Il résulte de l’instruction que l’indu en litige trouve son origine dans le fait que Mme B… a commis une erreur dans la déclaration de ses ressources. Toutefois, la caisse d’allocations familiales du Pas-de-Calais ne remet pas en cause la bonne foi de la requérante.
Pour accorder une remise de dette partielle à Mme B…, la caisse d’allocations familiales du Pas-de-Calais s’est fondée sur le quotient familial de l’intéressée, évalué à 1 150 euros lors de la demande de remise de dette. Pour contester le refus de lui accorder une remise de dette totale, Mme B… soutient être dans l’incapacité financière de rembourser la somme restant à sa charge. Il résulte de l’instruction que l’intéressée doit régler mensuellement la somme de 714, 08 euros correspondant à son loyer, ainsi que 412,44 euros de charges mensuelles et 198,20 euros de remboursement d’un prêt bancaire. Elle perçoit un traitement de 1 802,41, ainsi qu’une allocation de logement d’un montant de 119 euros et une prime d’activité d’un montant de 24,12 euros. Il résulte également de l’instruction que l’un de ses fils, qui exerce une activité professionnelle, réside chez elle et qu’il peut, à ce titre, contribuer aux charges courantes, dont notamment son abonnement téléphonique. Ainsi, il ne résulte pas de l’instruction que Mme B… serait dans une situation de précarité financière la mettant dans l’impossibilité de rembourser la somme de 340 euros restant à sa charge.

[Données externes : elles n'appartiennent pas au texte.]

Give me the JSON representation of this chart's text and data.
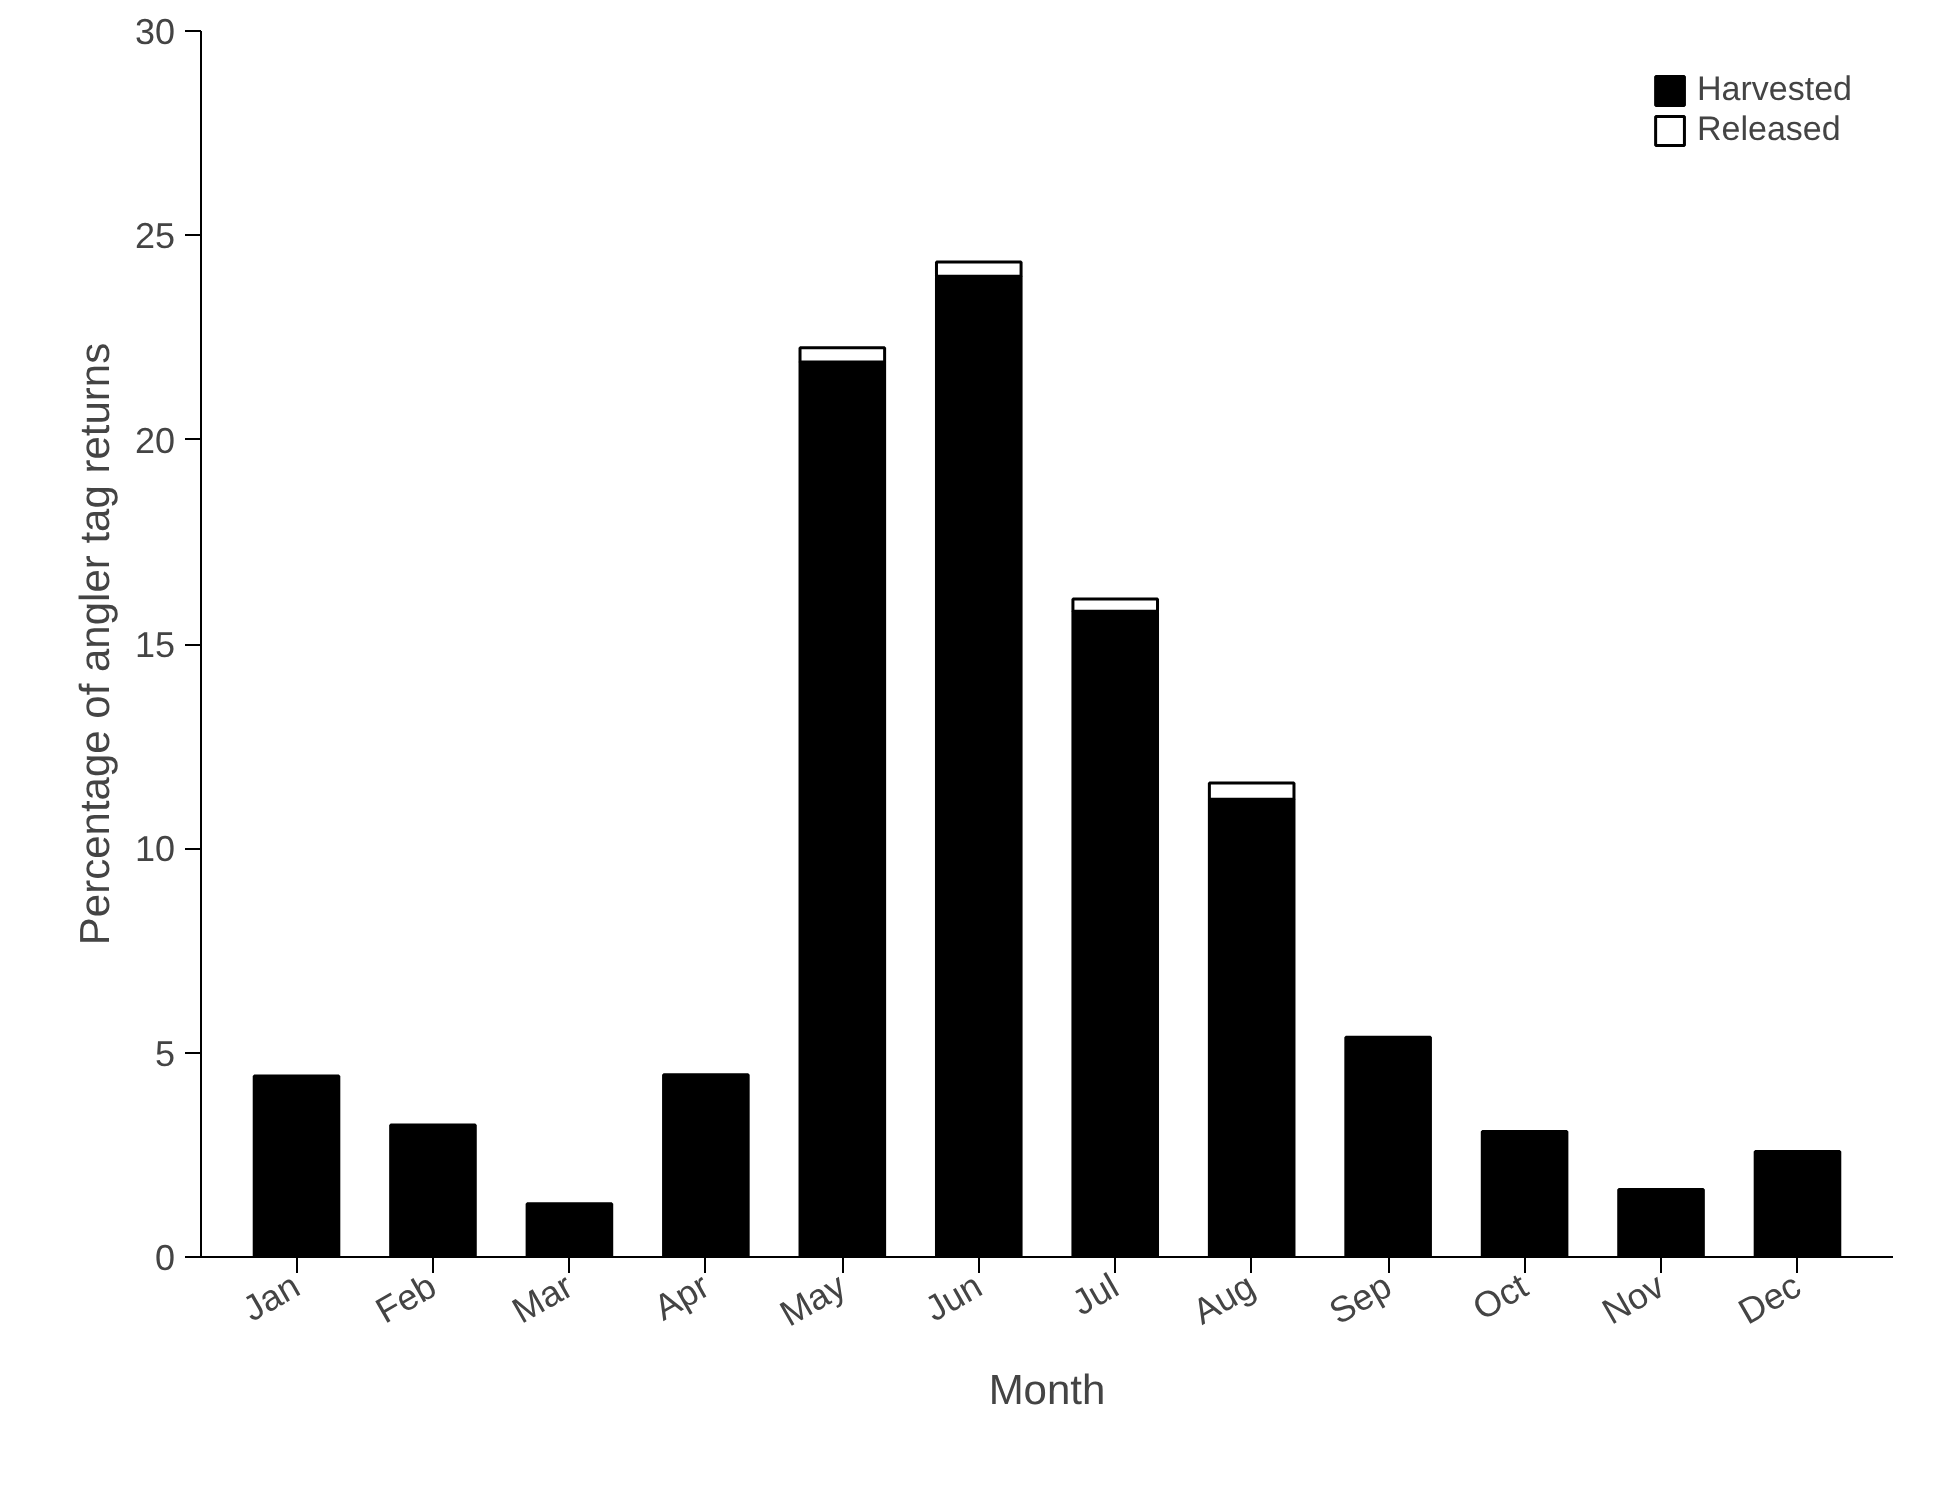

Il résulte de ce qui précède que Mme B… n’est pas fondée à demander une remise totale de sa dette d’aide personnelle au logement.
Il résulte de tout ce qui précède que la requête de Mme B… doit être rejetée.
D É C I D E :
Article 1er : La requête de Mme B… est rejetée.
Article 2 : Le présent jugement sera notifié à Mme A… B… et à la caisse d’allocations familiales du Nord.
Rendu public par mise à disposition au greffe le 11 juin 2026.
Le magistrat désigné,
Signé
C. Boileau
La greffière,
Signé
S. Denorme
La République mande et ordonne au ministre en charge du logement en ce qui le concerne ou à tous commissaires de justice à ce requis en ce qui concerne les voies de droit commun contre les parties privées, de pourvoir à l’exécution de la présente décision.